Mumbai: Travel company Cox and Kings Ltd, through its UK unit Prometheon Holdings (UK) Ltd, will acquire 100% of Holidaybreak Plc for £312 million (around Rs2,250 crore) in an all-cash transaction.
Cox and Kings has secured permission from controlling shareholders holding up to 31.8%, and remaining approvals are expected shortly, while the acquisition is likely to be completed before 27 September, it said on Wednesday.
This is the biggest overseas acquisition by an Indian travel company and the ninth acquisition by Cox and Kings.
Cox and Kings has secured permissions to match the bid of a potential competitor, executive director Peter Kerkar said.
This acquisition will help in effectively countering the cyclical nature of travel business in India as the overseas travel business largely happens in March to June, while in India it is July to September, Kerkar added.
Holidaybreak is a UK-listed specialist travel company operating in education and activity travel groups. It has operations in the UK, Germany, Switzerland, Austria, Belgium, the Netherlands and Ireland.
“It is a huge step forward for an Indian listed company acquiring a UK-listed travel operator,” said Ashwini Kakkar, executive vice-chairman at travel firm Mercury Travels, and an industry veteran who was formerly chief executive officer and managing director at Thomas Cook (India) Ltd.
“Though Cox and Kings had made few interesting acquisitions including Tempo in Australia, it did not add much value. But this acquisition will be a gamechanger for Cox and Kings. This will bring in geographical diversification for the company and can spread the risk,” Kakkar said.
Nomura and Axis Bank Ltd advised Cox and Kings, and Citigroup Global Markets Ltd and Peel Hunt Llp were advisers to Holidaybreak.
Shares of Cox and Kings fell 2.38% on the Bombay Stock Exchange to close at Rs192.95 while the benchmark Sensex slipped 0.46% to 18,432.25.
The acquisition would be funded through a mix of equity and debt, chief financial officer Anil Khandelwal said. He said his company has secured a line of credit from Axis Bank and has got a cash balance of Rs1,100 crore.
Holidaybreak has reported a profit before tax of £30.7 million on a revenue of £461.17 million in 2010, according to its website.
Khandelwal said Holidaybreak has got a debt of £137 million, which is largely working capital or cash credits.
“We believe that the potential to drive synergies between the strong India business and potential UK business is large and is likely to be the key stock driver over the next 18 months.

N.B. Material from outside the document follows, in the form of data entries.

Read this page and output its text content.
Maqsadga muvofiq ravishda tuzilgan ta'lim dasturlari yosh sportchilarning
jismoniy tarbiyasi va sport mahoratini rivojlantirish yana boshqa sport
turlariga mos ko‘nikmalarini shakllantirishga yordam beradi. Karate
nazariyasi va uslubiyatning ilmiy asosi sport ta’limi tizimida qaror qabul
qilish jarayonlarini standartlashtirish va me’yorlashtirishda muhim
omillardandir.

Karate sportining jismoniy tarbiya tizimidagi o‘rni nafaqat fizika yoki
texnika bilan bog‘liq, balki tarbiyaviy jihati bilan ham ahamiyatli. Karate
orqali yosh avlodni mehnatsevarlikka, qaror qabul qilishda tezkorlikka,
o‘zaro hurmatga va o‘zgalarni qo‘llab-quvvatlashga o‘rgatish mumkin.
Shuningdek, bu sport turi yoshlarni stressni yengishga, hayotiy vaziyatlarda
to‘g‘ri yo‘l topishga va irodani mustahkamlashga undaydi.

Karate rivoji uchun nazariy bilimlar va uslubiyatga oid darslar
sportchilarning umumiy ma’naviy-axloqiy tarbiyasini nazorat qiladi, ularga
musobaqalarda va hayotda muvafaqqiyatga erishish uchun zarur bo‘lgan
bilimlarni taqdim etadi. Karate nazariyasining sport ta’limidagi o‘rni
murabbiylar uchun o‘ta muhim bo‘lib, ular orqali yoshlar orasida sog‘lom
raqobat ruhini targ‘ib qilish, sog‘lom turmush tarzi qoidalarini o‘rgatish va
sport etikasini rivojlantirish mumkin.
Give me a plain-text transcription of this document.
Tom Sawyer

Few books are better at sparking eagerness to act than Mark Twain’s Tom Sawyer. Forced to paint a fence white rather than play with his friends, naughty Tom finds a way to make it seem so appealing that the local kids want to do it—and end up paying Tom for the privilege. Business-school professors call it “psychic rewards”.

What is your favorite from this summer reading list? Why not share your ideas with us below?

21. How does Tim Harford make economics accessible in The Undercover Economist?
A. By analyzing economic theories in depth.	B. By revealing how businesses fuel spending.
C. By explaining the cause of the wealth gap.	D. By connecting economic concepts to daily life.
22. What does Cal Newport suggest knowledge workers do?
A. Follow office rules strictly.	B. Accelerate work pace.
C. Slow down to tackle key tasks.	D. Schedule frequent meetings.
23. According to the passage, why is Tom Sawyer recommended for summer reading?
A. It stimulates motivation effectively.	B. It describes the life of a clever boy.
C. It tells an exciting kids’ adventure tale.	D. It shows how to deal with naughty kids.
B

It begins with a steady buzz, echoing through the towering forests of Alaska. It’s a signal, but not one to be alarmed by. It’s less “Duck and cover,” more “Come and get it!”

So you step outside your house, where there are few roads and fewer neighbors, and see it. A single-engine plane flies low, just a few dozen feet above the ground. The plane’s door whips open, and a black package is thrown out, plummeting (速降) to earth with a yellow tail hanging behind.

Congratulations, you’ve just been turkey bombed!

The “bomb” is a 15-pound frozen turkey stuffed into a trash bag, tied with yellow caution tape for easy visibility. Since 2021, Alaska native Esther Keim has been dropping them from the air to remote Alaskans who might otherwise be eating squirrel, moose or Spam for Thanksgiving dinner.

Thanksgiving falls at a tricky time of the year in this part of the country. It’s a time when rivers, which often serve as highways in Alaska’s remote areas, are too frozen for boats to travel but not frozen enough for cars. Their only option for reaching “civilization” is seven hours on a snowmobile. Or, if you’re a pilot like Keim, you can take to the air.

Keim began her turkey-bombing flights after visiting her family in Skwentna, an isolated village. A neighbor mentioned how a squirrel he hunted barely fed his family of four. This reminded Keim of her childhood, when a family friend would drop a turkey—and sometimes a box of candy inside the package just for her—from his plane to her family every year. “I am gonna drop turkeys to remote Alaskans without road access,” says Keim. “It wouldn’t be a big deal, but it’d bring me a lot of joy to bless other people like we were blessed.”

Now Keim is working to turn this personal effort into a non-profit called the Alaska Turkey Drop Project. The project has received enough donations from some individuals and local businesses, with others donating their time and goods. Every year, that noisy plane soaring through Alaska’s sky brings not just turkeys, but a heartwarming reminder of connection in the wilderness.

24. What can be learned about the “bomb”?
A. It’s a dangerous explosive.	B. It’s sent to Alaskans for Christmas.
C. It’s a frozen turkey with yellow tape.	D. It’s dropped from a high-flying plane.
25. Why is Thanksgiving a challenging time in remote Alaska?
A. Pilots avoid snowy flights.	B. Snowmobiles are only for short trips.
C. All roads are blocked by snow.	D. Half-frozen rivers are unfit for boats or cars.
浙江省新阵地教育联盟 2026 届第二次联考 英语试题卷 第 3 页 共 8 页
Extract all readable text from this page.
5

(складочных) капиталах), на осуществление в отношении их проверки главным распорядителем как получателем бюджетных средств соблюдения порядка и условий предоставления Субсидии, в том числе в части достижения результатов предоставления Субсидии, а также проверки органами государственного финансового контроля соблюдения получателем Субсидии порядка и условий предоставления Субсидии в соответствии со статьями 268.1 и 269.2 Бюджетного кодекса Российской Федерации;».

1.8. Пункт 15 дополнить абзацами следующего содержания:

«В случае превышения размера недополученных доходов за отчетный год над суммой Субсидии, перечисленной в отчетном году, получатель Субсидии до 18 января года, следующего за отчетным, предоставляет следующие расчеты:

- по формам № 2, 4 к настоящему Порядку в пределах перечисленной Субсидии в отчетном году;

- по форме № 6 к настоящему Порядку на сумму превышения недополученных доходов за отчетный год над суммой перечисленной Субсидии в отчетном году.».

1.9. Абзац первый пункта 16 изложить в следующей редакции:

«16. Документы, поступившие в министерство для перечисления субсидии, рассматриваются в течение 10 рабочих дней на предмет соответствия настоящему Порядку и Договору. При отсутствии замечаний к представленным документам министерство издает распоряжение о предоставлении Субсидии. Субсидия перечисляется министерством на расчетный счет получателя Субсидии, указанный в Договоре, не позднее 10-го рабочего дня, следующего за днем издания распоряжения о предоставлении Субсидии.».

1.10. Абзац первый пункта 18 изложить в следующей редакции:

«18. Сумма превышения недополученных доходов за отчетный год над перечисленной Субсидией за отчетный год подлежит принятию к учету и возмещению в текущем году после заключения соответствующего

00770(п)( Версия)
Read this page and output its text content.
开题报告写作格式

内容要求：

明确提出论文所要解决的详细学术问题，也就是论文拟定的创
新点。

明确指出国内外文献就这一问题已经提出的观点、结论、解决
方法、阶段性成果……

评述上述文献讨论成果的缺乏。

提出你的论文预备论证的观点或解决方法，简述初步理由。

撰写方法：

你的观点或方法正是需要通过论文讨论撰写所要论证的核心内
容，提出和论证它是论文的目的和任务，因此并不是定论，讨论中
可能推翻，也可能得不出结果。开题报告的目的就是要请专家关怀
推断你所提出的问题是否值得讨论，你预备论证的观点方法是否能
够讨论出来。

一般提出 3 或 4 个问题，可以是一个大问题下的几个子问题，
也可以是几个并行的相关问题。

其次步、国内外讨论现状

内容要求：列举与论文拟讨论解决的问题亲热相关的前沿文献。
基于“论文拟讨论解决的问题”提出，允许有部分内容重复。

Interestingly, nearly 80% of Holidaybreak’s operating profit for fiscal year 2010 was driven by specialty travel verticals of education, adventure and camping,” said a research report from the brokerage unit of Morgan Stanley.
A media statement said Cox and Kings, in particular its outbound UK and European travel businesses, will benefit from greater access to certain markets and customers as a result of the proposed acquisition.
Kerkar said his firm will retain the Holidaybreak brand as the target company has a great brand recall and is market leader in education and adventure tourism.
Martin Davies, group chief executive officer of Holidaybreak said the board was confident that significant value could have been generated for shareholders over time through implementation of his company’s stand-alone strategy.
Under the terms of the acquisition, Holidaybreak shareholders will receive 432.1 pence in cash per share, according to the statement. This was a premium of approximately 35.5% to the closing prices of 319 pence on 22 July.
Also, this was at premium of approximately 54.2% to the average closing price of approximately 280.3 pence a Holidaybreak share for the three-month period on the London Stock Exchange.